1 files changed, 166 insertions, 0 deletions
diff --git a/meta/recipes-support/re2c/re2c/CVE-2018-21232-4.patch b/meta/recipes-support/re2c/re2c/CVE-2018-21232-4.patch
new file mode 100644
index 0000000000..ee8d84b1bc
--- /dev/null
+++ b/meta/recipes-support/re2c/re2c/CVE-2018-21232-4.patch
@@ -0,0 +1,166 @@
+From 89be91f3df00657261870adbc590209fdb2bc405 Mon Sep 17 00:00:00 2001
+From: Ulya Trofimovich <skvadrik@gmail.com>
+Date: Thu, 23 Apr 2020 23:02:21 +0100
+Subject: [PATCH] Rewrite recursion into iteration (estimation of NFA size for
+ RE).
+This is to avoid stack overflow on large RE (especially on instrumented
+builds that have larger stack frames, like AddressSanitizer).
+Partial fix for #219 "overflow-1.re test fails on system with small stack".
+Upstram-Status: Backport:
+https://github.com/skvadrik/re2c/commit/89be91f3df00657261870adbc590209fdb2bc405
+CVE: CVE-2018-21232
+Signed-off-by: Davide Gardenal <davide.gardenal@huawei.com>
+---
+diff --git a/src/nfa/estimate_size.cc b/src/nfa/estimate_size.cc
+--- a/src/nfa/estimate_size.cc  (revision e58939b34bb4c37cd990f82dc286f21cb405743e)
+++ b/src/nfa/estimate_size.cc  (date 1647005399735)
+@@ -6,41 +6,113 @@
+ #include "src/re/re.h"
+ 
+ namespace re2c {
+namespace {
+
+struct StackItem {
+    const RE *re;   // current sub-RE
+    uint32_t  size; // size of the sub-RE (only for alternative and concatenation)
+    uint8_t   succ; // index of the next sucessor to be visited
+};
+ 
+-static size_t estimate(const RE *re)
+static uint32_t estimate_re_size(const RE *re0, std::vector<StackItem> &stack)
+ {
+-       switch (re->type) {
+-               case RE::NIL: return 0;
+-               case RE::SYM: return 1;
+-               case RE::TAG: return 1;
+-               case RE::ALT:
+-                       return estimate(re->alt.re1)
+-                               + estimate(re->alt.re2)
+-                               + 1;
+-               case RE::CAT:
+-                       return estimate(re->cat.re1)
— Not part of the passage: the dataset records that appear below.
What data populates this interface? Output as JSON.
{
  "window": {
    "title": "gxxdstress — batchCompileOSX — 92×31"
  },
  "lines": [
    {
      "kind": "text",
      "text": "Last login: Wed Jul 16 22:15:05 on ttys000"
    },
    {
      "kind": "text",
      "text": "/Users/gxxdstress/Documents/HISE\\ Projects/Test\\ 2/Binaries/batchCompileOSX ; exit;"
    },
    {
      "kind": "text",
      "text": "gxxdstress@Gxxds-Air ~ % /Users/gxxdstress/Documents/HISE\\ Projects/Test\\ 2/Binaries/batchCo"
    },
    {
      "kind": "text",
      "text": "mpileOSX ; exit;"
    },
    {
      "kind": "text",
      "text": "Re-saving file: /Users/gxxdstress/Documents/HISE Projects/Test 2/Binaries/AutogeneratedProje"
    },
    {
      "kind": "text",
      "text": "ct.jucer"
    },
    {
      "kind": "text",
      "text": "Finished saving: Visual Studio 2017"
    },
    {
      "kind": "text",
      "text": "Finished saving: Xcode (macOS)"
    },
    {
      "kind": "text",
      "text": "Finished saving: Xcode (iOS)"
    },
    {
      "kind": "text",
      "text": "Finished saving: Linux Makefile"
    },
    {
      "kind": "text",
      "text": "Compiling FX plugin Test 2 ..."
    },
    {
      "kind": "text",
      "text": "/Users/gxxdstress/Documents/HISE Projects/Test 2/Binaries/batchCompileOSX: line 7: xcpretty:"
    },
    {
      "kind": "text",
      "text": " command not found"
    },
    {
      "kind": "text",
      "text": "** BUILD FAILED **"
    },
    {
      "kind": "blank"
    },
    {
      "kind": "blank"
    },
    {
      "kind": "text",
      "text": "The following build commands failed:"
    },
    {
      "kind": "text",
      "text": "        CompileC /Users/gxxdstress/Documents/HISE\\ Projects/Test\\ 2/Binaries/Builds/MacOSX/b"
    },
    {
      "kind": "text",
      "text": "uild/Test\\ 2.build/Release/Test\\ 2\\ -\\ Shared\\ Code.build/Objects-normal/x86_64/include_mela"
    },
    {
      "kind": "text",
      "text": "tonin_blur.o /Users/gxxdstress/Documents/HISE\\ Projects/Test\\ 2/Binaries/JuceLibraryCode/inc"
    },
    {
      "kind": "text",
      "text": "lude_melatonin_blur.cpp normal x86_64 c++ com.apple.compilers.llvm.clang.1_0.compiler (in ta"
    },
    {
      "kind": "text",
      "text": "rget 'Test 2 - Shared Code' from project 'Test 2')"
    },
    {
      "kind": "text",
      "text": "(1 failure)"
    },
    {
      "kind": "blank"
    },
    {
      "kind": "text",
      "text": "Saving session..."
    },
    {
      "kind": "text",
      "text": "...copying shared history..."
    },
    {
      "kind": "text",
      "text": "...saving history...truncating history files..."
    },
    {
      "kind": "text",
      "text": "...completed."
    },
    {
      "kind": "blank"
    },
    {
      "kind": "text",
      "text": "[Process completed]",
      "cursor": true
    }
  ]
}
+-                               + estimate(re->cat.re2);
+-               case RE::ITER: {
+-                       const size_t
+-                               iter = estimate(re->iter.re),
+-                               min = re->iter.min,
+-                               max = re->iter.max;
+-                       return max == AST::MANY
+-                               ? iter * min + 1
+-                               : iter * max + (max - min);
+-               }
+-       }
+-       return 0; /* unreachable */
+-}
+    // the estimated size of the last sub-RE visited by DFS
+    uint32_t size = 0;
+
+    const StackItem i0 = {re0, 0, 0};
+    stack.push_back(i0);
+
+    while (!stack.empty()) {
+        const StackItem i = stack.back();
+        stack.pop_back();
+
+        const RE *re = i.re;
+        if (re->type == RE::NIL) {
+            size = 0;
+        }
+        else if (re->type == RE::SYM || re->type == RE::TAG) {
+            size = 1;
+        }
+        else if (re->type == RE::ALT) {
+            if (i.succ == 0) {
+                // recurse into the left sub-RE
+                StackItem k = {re, 0, 1};
+                stack.push_back(k);
+                StackItem j = {re->alt.re1, 0, 0};
+                stack.push_back(j);
+            }
+            else if (i.succ == 1) {
+                // recurse into the right sub-RE
+                StackItem k = {re, size, 2};
+                stack.push_back(k);
+                StackItem j = {re->alt.re2, 0, 0};
+                stack.push_back(j);
+            }
+            else {
+                // both sub-RE visited, recursive return
+                size = i.size // left sub-RE (saved on stack)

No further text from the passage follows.